Early last year, the film rights to a book called The Passage were auctioned off before the book had even been finished.
The publishing rights to the ms had already been acquired by Ballantine. But has anyone heard recently of rights auctions for completed manuscripts that had not yet been acquired by publishers?
What you should understand is that very often a book may not be finished but may nevertheless have been written by an established writer whose last book generated some substantial interest -- may even have been sold to the movies, or made into a movie.
In that case, it wouldn't be at all surprising that a production company, knowing that a manuscript was close to completion, if given the opportunity to grab a look at it, might very well, just on the basis of that look, opt to make an offer on the film rights.

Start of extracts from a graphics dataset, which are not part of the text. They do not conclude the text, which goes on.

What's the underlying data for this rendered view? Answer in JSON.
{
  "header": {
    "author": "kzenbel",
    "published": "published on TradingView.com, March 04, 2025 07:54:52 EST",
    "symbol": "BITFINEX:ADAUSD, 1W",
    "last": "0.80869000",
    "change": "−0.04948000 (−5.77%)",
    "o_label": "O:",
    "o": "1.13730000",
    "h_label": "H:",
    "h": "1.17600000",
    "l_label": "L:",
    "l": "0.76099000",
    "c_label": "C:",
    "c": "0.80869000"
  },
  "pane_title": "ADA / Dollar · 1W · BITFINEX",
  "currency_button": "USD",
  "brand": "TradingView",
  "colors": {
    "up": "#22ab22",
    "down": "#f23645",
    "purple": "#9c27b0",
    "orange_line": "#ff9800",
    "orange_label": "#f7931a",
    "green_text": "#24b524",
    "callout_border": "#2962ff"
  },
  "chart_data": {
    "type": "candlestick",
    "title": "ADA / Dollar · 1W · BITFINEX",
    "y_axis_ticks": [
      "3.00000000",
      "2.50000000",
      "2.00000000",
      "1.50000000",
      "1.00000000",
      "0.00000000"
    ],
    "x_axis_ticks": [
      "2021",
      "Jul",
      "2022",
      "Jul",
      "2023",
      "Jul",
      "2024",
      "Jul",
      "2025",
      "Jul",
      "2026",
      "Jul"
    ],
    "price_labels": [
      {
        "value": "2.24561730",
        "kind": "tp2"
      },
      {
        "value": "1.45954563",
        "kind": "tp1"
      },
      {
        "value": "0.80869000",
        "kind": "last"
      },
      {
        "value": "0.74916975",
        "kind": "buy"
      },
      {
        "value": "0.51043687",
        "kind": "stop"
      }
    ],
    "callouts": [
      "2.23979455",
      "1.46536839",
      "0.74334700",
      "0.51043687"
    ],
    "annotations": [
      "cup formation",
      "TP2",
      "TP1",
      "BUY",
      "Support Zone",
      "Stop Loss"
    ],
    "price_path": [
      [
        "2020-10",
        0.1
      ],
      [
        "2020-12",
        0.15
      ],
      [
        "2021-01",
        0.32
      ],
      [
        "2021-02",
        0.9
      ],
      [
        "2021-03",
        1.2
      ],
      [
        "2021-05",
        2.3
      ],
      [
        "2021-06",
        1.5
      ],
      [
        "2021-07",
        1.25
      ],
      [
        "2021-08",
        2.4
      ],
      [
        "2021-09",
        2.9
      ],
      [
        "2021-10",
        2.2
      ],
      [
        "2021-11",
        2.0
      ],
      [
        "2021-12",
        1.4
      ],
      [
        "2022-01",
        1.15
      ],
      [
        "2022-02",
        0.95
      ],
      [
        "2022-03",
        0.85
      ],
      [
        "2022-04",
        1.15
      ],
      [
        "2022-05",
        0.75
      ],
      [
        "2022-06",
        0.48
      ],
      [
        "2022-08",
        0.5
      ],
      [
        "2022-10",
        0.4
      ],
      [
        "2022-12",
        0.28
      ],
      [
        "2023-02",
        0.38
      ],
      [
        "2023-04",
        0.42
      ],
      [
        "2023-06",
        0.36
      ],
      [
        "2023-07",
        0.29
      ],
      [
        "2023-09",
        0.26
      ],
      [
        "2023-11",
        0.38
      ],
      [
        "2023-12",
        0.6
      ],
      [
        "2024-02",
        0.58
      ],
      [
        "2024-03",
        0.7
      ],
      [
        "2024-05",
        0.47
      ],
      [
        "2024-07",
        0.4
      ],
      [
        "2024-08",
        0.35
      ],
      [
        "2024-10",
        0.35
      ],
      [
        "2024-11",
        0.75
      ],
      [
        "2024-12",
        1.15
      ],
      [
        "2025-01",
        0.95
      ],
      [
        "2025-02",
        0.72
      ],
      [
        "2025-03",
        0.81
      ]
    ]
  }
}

As for an "auction" -- the only way that that would happen would be if there was agent involved who submitted the incomplete manuscript to a number of different studios at the same time and said, in essence -- let's hear your offers.
But for that to work, it's extremely unlikely that this could have been an unknown (not to mention incomplete) quantity from an unknown writer.
It would have to have been -- we're giving you a chance to bid on X's next book before it's even finished, before it even goes out to publishers -- with the idea that the bidders are actually getting a good deal -- that what they'd be paying now might very well be better than what they might have to pay later when the book is published and becomes a best seller.
That's how you generate heat and interest in a project.
But you'd never be able to generate any interest in some unfinished, unsold manuscript that was just hanging around in your back drawer that way. You -- the writer -- have to have some heat to begin with to get the whole ball rolling.